В окошке для справок ок поинтересовался, нельзя ли проведать
мадемуазель Шуле. Молодая дежурная просмотрела свои записи.
- Вы член семьи? - спросила она.
Трелковский заколебался. Если он ответит отрицательно, не укажет ли она
ему на дверь? Наконец он все же решился и произнес:
- Я ее друг.
- Палата 27, койка 18. Но сначала поговорите со старшей сестрой.

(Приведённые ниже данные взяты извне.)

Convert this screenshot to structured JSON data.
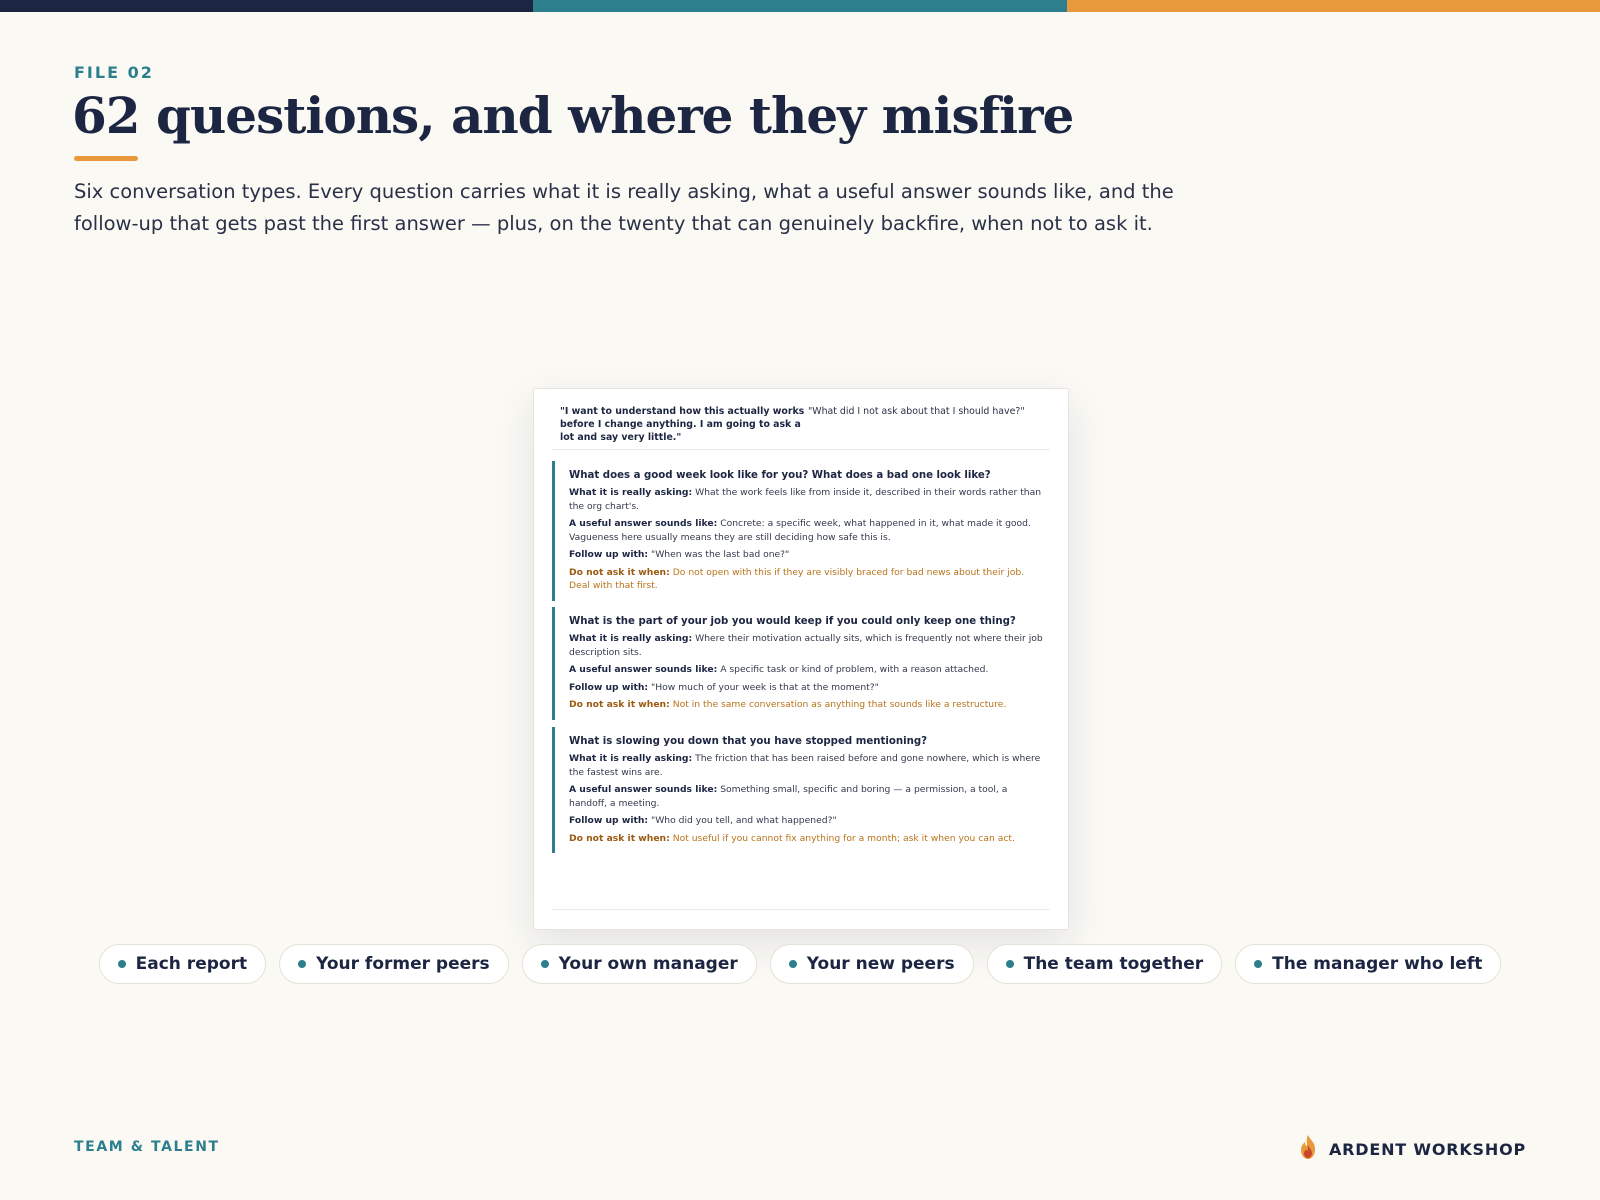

Он пробормотал слова благодарности и вошел в здание больницы. Палата 27
представляла собой громадное помещение, по размерам не уступавшее залу
ожидания солидного вокзала. Во всю его длину выстроились четыре ряда коек.

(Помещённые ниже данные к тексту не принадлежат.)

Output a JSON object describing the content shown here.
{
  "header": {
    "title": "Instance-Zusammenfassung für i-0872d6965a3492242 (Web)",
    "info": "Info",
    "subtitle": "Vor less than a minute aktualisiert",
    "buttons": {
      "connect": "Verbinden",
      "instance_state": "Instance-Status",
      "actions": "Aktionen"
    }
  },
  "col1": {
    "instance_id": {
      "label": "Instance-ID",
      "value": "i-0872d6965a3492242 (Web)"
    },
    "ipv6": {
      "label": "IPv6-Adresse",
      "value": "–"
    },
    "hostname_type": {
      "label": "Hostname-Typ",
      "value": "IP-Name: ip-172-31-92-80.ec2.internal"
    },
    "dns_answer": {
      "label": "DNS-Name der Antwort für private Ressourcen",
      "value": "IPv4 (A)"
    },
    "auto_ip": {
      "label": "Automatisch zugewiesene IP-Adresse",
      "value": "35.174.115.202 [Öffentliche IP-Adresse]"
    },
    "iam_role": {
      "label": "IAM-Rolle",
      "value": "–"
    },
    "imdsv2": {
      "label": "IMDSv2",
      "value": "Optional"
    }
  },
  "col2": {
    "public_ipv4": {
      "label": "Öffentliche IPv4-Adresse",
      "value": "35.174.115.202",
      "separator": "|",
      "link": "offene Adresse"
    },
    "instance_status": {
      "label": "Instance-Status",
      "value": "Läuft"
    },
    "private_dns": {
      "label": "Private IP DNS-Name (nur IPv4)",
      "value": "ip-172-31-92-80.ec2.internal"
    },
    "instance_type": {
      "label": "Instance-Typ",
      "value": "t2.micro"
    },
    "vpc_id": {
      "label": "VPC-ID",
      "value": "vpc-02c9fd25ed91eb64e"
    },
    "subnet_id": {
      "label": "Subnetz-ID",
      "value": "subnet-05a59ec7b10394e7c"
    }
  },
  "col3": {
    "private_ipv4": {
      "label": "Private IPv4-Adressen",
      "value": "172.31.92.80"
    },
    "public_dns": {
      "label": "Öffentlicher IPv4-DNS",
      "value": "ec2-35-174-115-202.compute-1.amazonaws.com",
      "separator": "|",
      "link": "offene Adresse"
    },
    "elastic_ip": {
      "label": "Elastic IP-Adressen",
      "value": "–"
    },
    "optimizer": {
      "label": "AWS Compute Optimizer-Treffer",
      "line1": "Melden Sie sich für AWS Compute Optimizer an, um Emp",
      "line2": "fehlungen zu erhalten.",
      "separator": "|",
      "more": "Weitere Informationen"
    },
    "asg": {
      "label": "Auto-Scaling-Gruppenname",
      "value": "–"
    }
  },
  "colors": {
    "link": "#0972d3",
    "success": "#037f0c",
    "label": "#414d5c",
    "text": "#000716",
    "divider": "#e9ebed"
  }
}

Вокруг их белых прямоугольников кое-где кучковались небольшие группки
людей, мрачное одеяние которых резко контрастировало с окружающей
обстановкой. Это был час "пик" для посетителей. Непрекращающийся гул,
походивший на рокот запертого в ракушке моря, давил ему на уши.

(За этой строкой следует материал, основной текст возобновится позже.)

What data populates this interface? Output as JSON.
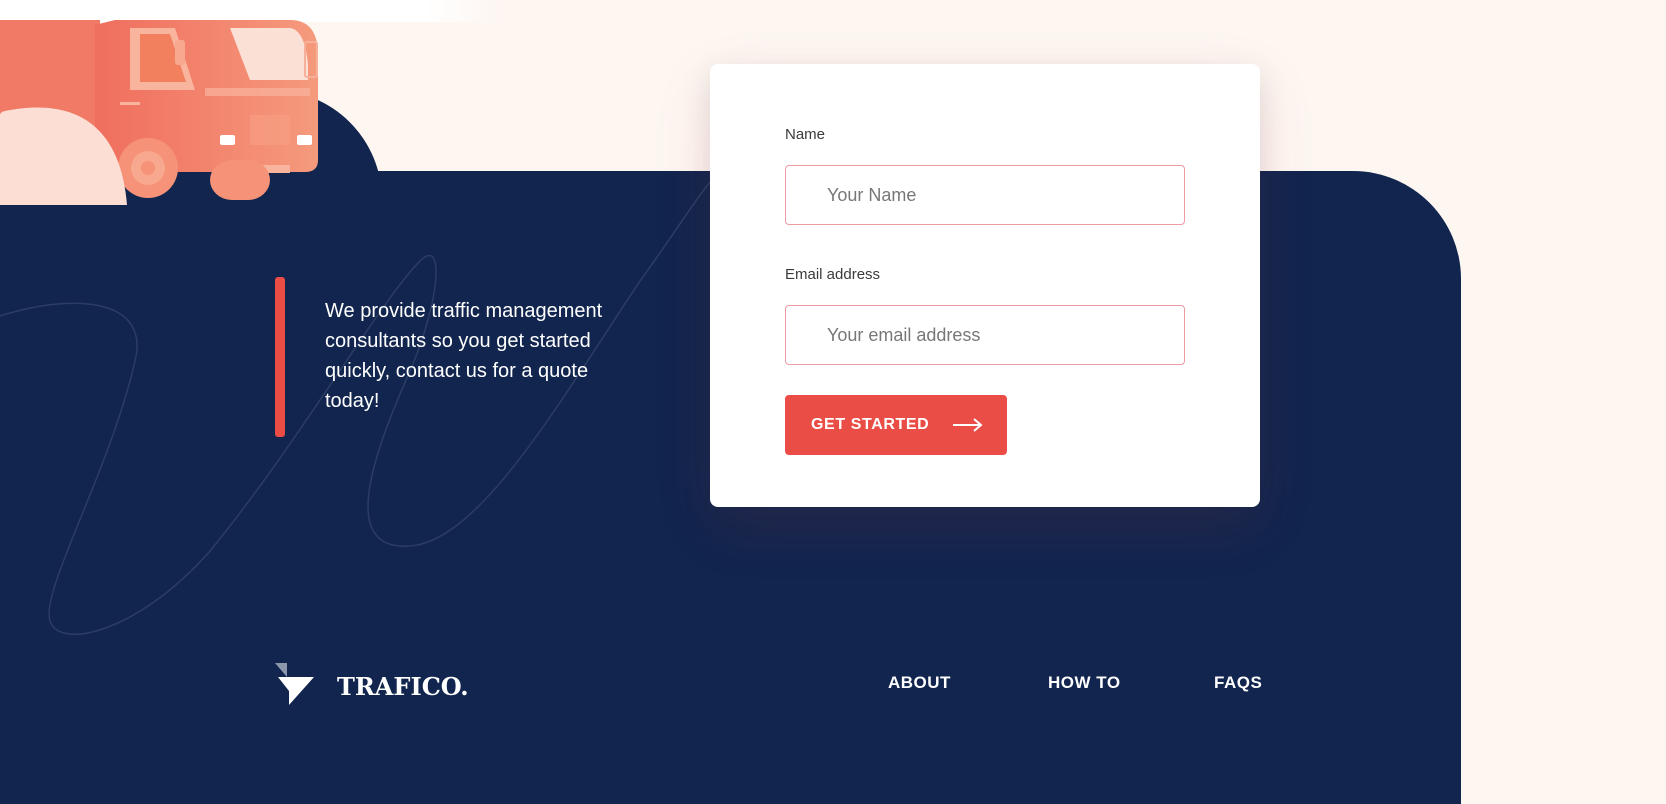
{
  "hero": {
    "tagline": "We provide traffic management consultants so you get started quickly, contact us for a quote today!"
  },
  "form": {
    "name_label": "Name",
    "name_placeholder": "Your Name",
    "name_value": "",
    "email_label": "Email address",
    "email_placeholder": "Your email address",
    "email_value": "",
    "submit_label": "GET STARTED",
    "submit_icon": "arrow-right-icon"
  },
  "footer": {
    "logo_text": "TRAFICO.",
    "logo_icon": "trafico-logo-icon",
    "links": [
      {
        "label": "ABOUT"
      },
      {
        "label": "HOW TO"
      },
      {
        "label": "FAQS"
      }
    ]
  },
  "colors": {
    "background": "#fdf6f1",
    "navy": "#11254e",
    "accent": "#ea4c46",
    "input_border": "#ee9ba1",
    "truck": "#f4906e"
  }
}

Неожиданно рядом с ним материализовалась женщина в белом, которая сразу
же агрессивно выпятила нижнюю челюсть.
- Что вы здесь делаете? - требовательным тоном спросила она.
- Вы старшая сестра? - в свою очередь спросил Трелковский, а когда
челюсть утвердительно дернулась, продолжил: - Моя фамилия Трелковский. Как
хорошо, что я вас встретил, потому что в справочном окне мне порекомендовали
сначала поговорить с вами. Я насчет мадемуазель Шуле.
- Койка 18?
- Да, мне именно так и сказали. Я могу ее видеть?
Старшая сестра нахмурилась, сунула в зубы карандаш, задумчиво покрутила
его пальцами и лишь потом ответила:
- Ее нельзя беспокоить. Вплоть до вчерашнего дня она находилась в коме.
Идите, только ведите себя очень тихо и не пытайтесь заговорить с ней.
Трелковскому не составило большого труда отыскать койку под номером 18.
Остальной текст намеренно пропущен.